Yesterday the U.S. Court of Appeals for the 5th Circuit shut down President Obama’s plan to protect up to 5 million undocumented immigrants from deportation, which means immigration reform will continue to be a hot button issue through next year and more than likely the next president’s entire administration.
According to the Washington Post, “There are an estimated 11 million immigrants living in the country illegally.” If you’re a conservative, it’s likely you want every last one of them gone. But how do you, as an African-American, feel about illegal immigrants, particularly in lieu of allegations that their presence actually inhibits our economic growth in the country?

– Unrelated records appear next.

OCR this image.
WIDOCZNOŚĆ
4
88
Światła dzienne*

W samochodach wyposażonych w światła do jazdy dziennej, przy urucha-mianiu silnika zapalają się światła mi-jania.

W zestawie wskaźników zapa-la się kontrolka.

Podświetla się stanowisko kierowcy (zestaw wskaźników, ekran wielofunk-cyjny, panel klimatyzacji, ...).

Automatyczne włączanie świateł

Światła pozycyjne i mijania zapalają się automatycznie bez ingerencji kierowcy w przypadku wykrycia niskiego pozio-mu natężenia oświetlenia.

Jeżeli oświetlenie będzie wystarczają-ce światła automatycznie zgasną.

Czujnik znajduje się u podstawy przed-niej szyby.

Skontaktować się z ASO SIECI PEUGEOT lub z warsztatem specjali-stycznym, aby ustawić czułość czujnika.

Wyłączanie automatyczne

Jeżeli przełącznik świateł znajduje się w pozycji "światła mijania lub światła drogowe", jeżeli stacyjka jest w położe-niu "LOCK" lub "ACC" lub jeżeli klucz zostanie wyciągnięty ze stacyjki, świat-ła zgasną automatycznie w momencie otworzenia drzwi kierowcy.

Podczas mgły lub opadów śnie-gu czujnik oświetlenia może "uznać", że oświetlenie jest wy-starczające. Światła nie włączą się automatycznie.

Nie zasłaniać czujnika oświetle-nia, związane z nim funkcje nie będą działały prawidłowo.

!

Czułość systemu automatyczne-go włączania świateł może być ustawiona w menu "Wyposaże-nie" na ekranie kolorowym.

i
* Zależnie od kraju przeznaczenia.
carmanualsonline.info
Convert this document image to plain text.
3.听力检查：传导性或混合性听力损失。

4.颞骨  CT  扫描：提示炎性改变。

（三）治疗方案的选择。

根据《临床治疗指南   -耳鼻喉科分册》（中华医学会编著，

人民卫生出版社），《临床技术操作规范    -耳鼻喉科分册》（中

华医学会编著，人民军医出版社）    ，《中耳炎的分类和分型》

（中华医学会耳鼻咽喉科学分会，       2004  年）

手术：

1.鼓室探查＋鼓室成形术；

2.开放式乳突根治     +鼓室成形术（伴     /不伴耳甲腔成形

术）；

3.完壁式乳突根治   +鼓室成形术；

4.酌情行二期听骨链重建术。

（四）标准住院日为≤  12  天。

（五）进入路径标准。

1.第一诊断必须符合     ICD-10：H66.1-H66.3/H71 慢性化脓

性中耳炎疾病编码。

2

I think that, unfortunately, African-Americans are disproportionately low skilled. And African-Americans are disproportionately low educated. And those are the jobs that illegal immigrants are most often taking. And so I think that African-Americans who are low skilled and low educated who are out looking for employment in this sort of economy, they are competing with illegal immigrants of which there are millions. And so, I think that that’s why they’re disproportionately affected by this.
Asked to clarify whether his gripe is solely with illegal immigration or legal immigration as well, Jefferson explained:
“I think that in my estimation and in my reporting, I think that I was sort of looking at illegal immigration only. And I think that the reason that I was is because illegal immigrants, rather, far more than their legal counterparts are highly exploitable. And I think that that is one of the main reasons that you find these employers who are looking for cheap labor, who are unwilling to hire African-Americans or low-skilled Americans of all races who are unwilling to hire them instead of an illegal immigrant.”
Though we may be five years removed from the time when Jefferson made these claims, the climate which he spoke to hasn’t changed much, which begs the question of whether the stance of the black community has. So often immigration reform is seen as solely a conservative vs liberal debate that only affects the Latino community. Little regard is given to other immigrants of color, simply because their presence is far less than that of Hispanic immigrants, but it’s also taboo for American people of color who believe illegal aliens are robbing them of employment opportunities to voice that opinion for fear of seeming anti-Latino and right-winged. In fact, such claims often dredge up the retort that illegal immigrants work jobs most African-Americans don’t want anyway or feel are beneath them, and considering the wage these immigrants often have to settle for, the conclusion is typically that the only ones benefiting from immigration are companies employing Hispanics illegally.
But has even the marginally better way of life immigrants have achieved crossing the border into the U.S. disproportionately crippled the African-American labor force or would we still be in the same boat regardless?